C++ Call by Reference: Using pointers [With Examples]

In this article, you'll learn to pass pointers as an argument to the function, and use it efficiently in your program.
Passing C++ pointers to a function

In C++ Functions article, you learned about passing arguments to a function. This method used is called passing by value because the actual value is passed.

However, there is another way of passing an argument to a function where where the actual value of the argument is not passed. Instead, only the reference to that value is passed.


Example 1: Passing by reference without pointers

#include <iostream>
using namespace std;

// Function prototype
void swap(int&, int&);

int main()
{
    int a = 1, b = 2;
    cout << "Before swapping" << endl;
    cout << "a = " << a << endl;
    cout << "b = " << b << endl;

    swap(a, b);

    cout << "\nAfter swapping" << endl;
    cout << "a = " << a << endl;
    cout << "b = " << b << endl;

    return 0;
}

void swap(int& n1, int& n2) {
    int temp;
    temp = n1;
    n1 = n2;
    n2 = temp;
}

Output

Before swapping
a = 1
b = 2

After swapping
a = 2
b = 1

In main(), two integer variables a and b are defined. And those integers are passed to a function swap() by reference.

Compiler can identify this is pass by reference because function definition is void swap(int& n1, int& n2) (notice the & sign after data type).

Only the reference (address) of the variables a and b are received in the swap() function and swapping takes place in the original address of the variables.

In the swap() function, n1 and n2 are formal arguments which are actually same as variables a and b respectively.

There is another way of doing this same exact task using pointers.


Example 2: Passing by reference using pointers

#include <iostream>
using namespace std;

// Function prototype
void swap(int*, int*);

int main()
{
    int a = 1, b = 2;
    cout << "Before swapping" << endl;
    cout << "a = " << a << endl;
    cout << "b = " << b << endl;

    swap(&a, &b);

    cout << "\nAfter swapping" << endl;
    cout << "a = " << a << endl;
    cout << "b = " << b << endl;
    return 0;
}

void swap(int* n1, int* n2) {
    int temp;
    temp = *n1;
    *n1 = *n2;
    *n2 = temp;
}

The output of this example is same as before.

In this case, the address of variable is passed during function call rather than the variable itself.

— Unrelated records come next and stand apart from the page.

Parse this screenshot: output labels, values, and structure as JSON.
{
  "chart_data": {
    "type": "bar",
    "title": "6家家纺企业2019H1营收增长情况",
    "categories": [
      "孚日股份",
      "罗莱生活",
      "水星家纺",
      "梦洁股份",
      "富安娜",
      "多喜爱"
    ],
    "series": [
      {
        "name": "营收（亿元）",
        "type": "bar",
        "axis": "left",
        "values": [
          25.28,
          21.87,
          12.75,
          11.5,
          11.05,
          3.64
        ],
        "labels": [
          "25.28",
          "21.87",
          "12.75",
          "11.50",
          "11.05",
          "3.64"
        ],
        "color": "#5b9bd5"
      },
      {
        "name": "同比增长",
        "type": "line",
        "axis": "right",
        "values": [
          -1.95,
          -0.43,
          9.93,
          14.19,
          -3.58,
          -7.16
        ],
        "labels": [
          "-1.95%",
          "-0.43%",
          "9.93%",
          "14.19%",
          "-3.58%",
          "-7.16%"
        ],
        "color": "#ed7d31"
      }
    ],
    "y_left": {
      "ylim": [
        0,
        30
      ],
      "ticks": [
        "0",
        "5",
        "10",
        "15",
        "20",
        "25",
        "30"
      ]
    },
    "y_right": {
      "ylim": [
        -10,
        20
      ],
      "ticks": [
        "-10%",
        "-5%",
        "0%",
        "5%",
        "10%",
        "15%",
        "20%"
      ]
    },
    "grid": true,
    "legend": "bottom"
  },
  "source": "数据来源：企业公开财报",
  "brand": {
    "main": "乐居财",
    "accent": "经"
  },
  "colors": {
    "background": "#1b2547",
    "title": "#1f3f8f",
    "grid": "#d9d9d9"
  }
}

swap(&a, &b); // &a is address of a and &b is address of b

Since the address is passed instead of value, dereference operator must be used to access the value stored in that address.

void swap(int* n1, int* n2) { 
 ... .. ...
}

The *n1 and *n2 gives the value stored at address n1 and n2 respectively.

Since n1 contains the address of a, anything done to *n1 changes the value of a in main() function as well. Similarly, b will have same value as *n2.